Delaware was the final state to ban whippings nearly 50 years ago. In 1992, the warden of the Sussex Correctional Institution near Georgetown donated the post to the state Division of Historical and Cultural Affairs (HCA). In 1993, it was installed as a public display outside the Old Sussex County Courthouse near the Circle in the center of Georgetown.

The last whipping administered under court order in Delaware happened in 1952, but whippings remained a legal form of punishment under state law until 1972. Those found guilty of breaking and entering, stealing a horse, and embezzlement or fraud could be whipped.

According to the book “Red Hannah: Delaware’s Whipping Post,” more than 1,600 people were whipped for crimes in Delaware between 1900 and 1945. Author Robert Caldwell, who once led the University of Delaware’s sociology department, said nearly 70% of those whipped were Black, even though Black residents made up less than 20% of the state’s population during that period. The posts were originally painted red, which led to them being nicknamed “Red Hannah.”
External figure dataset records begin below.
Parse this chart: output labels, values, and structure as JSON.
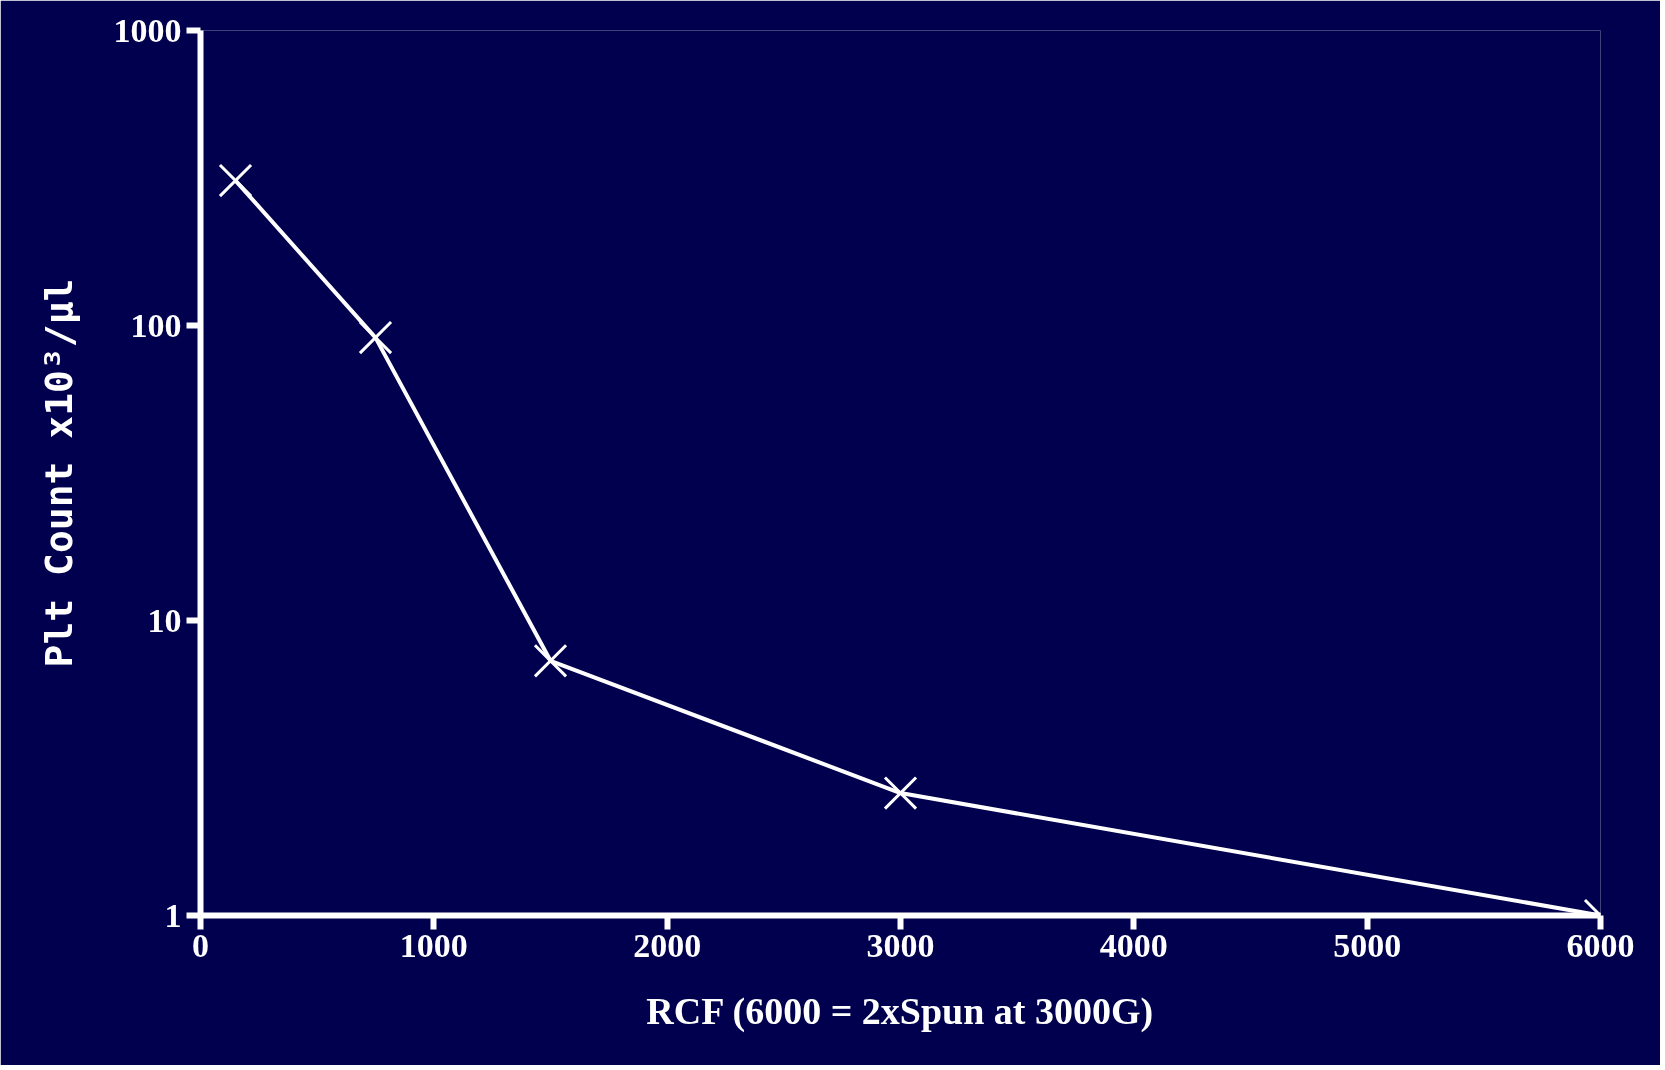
{
  "chart_data": {
    "type": "line",
    "xlabel": "RCF (6000 = 2xSpun at 3000G)",
    "ylabel": "Plt Count x10³/μl",
    "x": [
      150,
      750,
      1500,
      3000,
      6000
    ],
    "series": [
      {
        "color": "#ffffff",
        "values": [
          310,
          91,
          7.3,
          2.6,
          1
        ]
      }
    ],
    "xlim": [
      0,
      6000
    ],
    "xticks": [
      0,
      1000,
      2000,
      3000,
      4000,
      5000,
      6000
    ],
    "ylim": [
      1,
      1000
    ],
    "yticks": [
      1,
      10,
      100,
      1000
    ],
    "log": true,
    "grid": false,
    "marker": "cross",
    "line_style": "solid"
  }
}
Through the first half of the 20th century, more than 1,600 Delawareans were beaten at a whipping post like this one in New Castle. Some reports say Black Delawareans made up nearly 70% of those sentenced to whippings. (courtesy Delaware Public Archives)

“Finally, Delaware is removing its last ‘Red Hannah,’ the whipping post, from the public’s view,” Hollingworth said. “Such relics of the past should be placed in museums to be preserved and protected for those who want to remember the cruel, inhuman, barbarous acts perpetrated on our citizens.”

HCA will work with historians, educators and leaders in the Black community to determine how to display the post in a museum setting, where it can be properly contextualized and interpreted.

“It is appropriate for an item like this to be preserved in the state’s collections, so that future generations may view it and attempt to understand the full context of its historical significance,” said HCA Director Tim Slavin. “It’s quite another thing to allow a whipping post to remain in place along a busy public street — a cold, deadpan display that does not adequately account for the traumatic legacy it represents, and that still reverberates among communities of color in our state.”